Narasi

Menerjemahkan Semangat Hari Kesaktian Pancasila dalam Diplomasi Mendukung Kemerdekaan Palestina

Hari Kesaktian Pancasila yang diperingati setiap 1 Oktober merupakan momen penting bagi bangsa Indonesia untuk meneguhkan kembali komitmen terhadap ideologi negara. Peringatan ini tidak hanya berfungsi sebagai kilas balik sejarah untuk mengenang ketangguhan Pancasila menghadapi ancaman ideologi yang ingin menggantikannya, tetapi juga sebagai refleksi akan peran Pancasila dalam menjawab tantangan global yang ada.

Kesaktian Pancasila, yang dipahami sebagai daya tahan dan relevansinya menghadapi berbagai ujian zaman, dapat diterjemahkan tidak hanya di dalam negeri, tetapi juga dalam arena internasional. Salah satu bentuk paling nyata penerjemahan semangat ini ialah bagaimana Indonesia menempatkan Pancasila sebagai kompas dalam mendukung Palestina.

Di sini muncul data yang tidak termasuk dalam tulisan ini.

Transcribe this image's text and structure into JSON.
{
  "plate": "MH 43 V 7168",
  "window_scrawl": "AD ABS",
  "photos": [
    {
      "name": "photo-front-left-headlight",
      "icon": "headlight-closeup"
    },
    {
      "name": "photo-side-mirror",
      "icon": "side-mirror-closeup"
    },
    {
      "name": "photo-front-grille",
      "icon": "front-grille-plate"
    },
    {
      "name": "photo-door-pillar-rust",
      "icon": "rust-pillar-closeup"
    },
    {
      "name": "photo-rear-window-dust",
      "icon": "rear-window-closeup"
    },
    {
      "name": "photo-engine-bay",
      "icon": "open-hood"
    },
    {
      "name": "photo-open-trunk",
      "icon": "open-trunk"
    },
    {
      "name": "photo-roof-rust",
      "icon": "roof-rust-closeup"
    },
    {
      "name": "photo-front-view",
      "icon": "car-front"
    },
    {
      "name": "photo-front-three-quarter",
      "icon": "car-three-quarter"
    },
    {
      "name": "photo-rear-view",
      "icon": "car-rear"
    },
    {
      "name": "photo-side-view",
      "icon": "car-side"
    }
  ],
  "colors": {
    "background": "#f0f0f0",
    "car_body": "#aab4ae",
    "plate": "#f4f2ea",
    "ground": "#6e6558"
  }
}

Sejak awal berdirinya negara, Indonesia telah menegaskan posisinya menolak segala bentuk penjajahan. Hal ini selaras dengan Pembukaan UUD 1945 yang menegaskan bahwa penjajahan di atas dunia harus dihapuskan karena tidak sesuai dengan perikemanusiaan

rinsip tersebut bersumber langsung dari sila kedua Pancasila, Kemanusiaan yang Adil dan Beradab, sekaligus menjadi dasar moral dan konstitusional bagi Indonesia untuk menentang kolonialisme dalam bentuk apa pun. Maka, sikap Indonesia dalam mendukung Palestina bukanlah semata-mata pilihan politik luar negeri yang bersifat pragmatis, melainkan panggilan sejarah, ideologis, dan moral yang mengakar dalam jati diri bangsa.

Hari Kesaktian Pancasila 2025 yang mengusung tema “Pancasila Perekat Bangsa Menuju Indonesia Raya” juga memberi pesan penting tentang diplomasi. Jika di dalam negeri Pancasila menjadi perekat keberagaman, maka dalam politik luar negeri ia menjadi penuntun etika yang memastikan Indonesia berdiri di sisi keadilan dan kemanusiaan.

Dalam konteks Palestina, Pancasila menjadi dapat pedoman dan sekaligus penuntun agar Indonesia konsisten mendukung hak rakyat Palestina untuk merdeka dari penjajahan Israel. Kesaktian Pancasila diuji bukan hanya ketika menghadapi ancaman ideologi di tanah air, melainkan juga ketika bangsa Indonesia ditantang untuk tetap konsisten memperjuangkan nilai universal: kemerdekaan, keadilan, dan perdamaian bangsa-bangsa.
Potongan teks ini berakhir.